I have a 1952 house with original windows. After a lot of research I've decided to update and refinish them rather that tossing them out for vinyl inserts. They have some water stains but are in very good shape with no rot so they don't need to be "rebuilt".

First I need to update the jamb liners and weather stripping. There doesn't seem to be much info available or even many suppliers of replacement jamb liners. Here are the a couple I saw:
http://jamblinersusa.com/installation.php
http://www.oldfashionedwindows.com/jamb liners.htm

Does anyone have any experience with this or have any advice about what jamb liners to use?

The windows are on metal jamb liners now with springs in them, so no weights and chambers to insulate. Attached is a picture of how they are now.

Thanks


----------



## Just Bill

That is a lot of work to do on windows that will still be drafty and inefficient, but your choice. New jamb liners will definitely improve the operation of the window, and probably help the drafts. I would go with the vinyl liners. I have seen the others and they do little to improve anything about old windows.


----------



## Tom Struble

you may even want to pull the inside trim and make sure it's insulated well


----------



## ralphdibney

Hello.

I have the very similarly designed sash and jamb. Can you tell me how this sash is removed from the frame (or where I can find this information)? I need to remove the sash to work on the bottom rail.

Thank you for any advice on the removal.


----------



## Jkslate

ralphdibney said:


> Hello.
> 
> I have the very similarly designed sash and jamb. Can you tell me how this sash is removed from the frame (or where I can find this information)? I need to remove the sash to work on the bottom rail.
> 
> Thank you for any advice on the removal.

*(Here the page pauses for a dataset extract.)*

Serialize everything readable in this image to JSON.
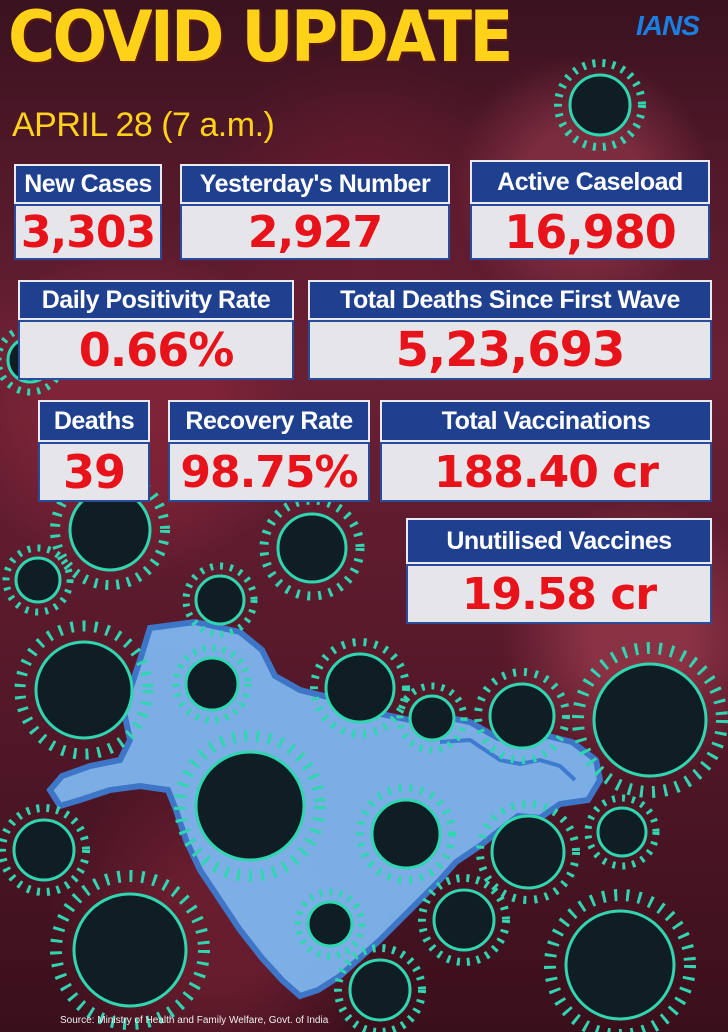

There is usually a piece of wood strip called a "stop" that, if painted, can be scored with a razor knife to separate the paint. You can then pry the stops off of each side and remove the sash. However, sometimes the wooden stops aren't small strips of wood and the casing will need to be removed in order to pull the stops off. It just depends on that particular casing job.


----------



## Ron6519

Do you have storm windows on these units? Replacing the metal liners with vinyl will help with thermal tranference of the cold from the exterior, but adding storms, with a good weatherstripping will help more.
The exterior glazing compound on the pictured window is in need of attention. That will also cause air and water infiltration.
Ron


----------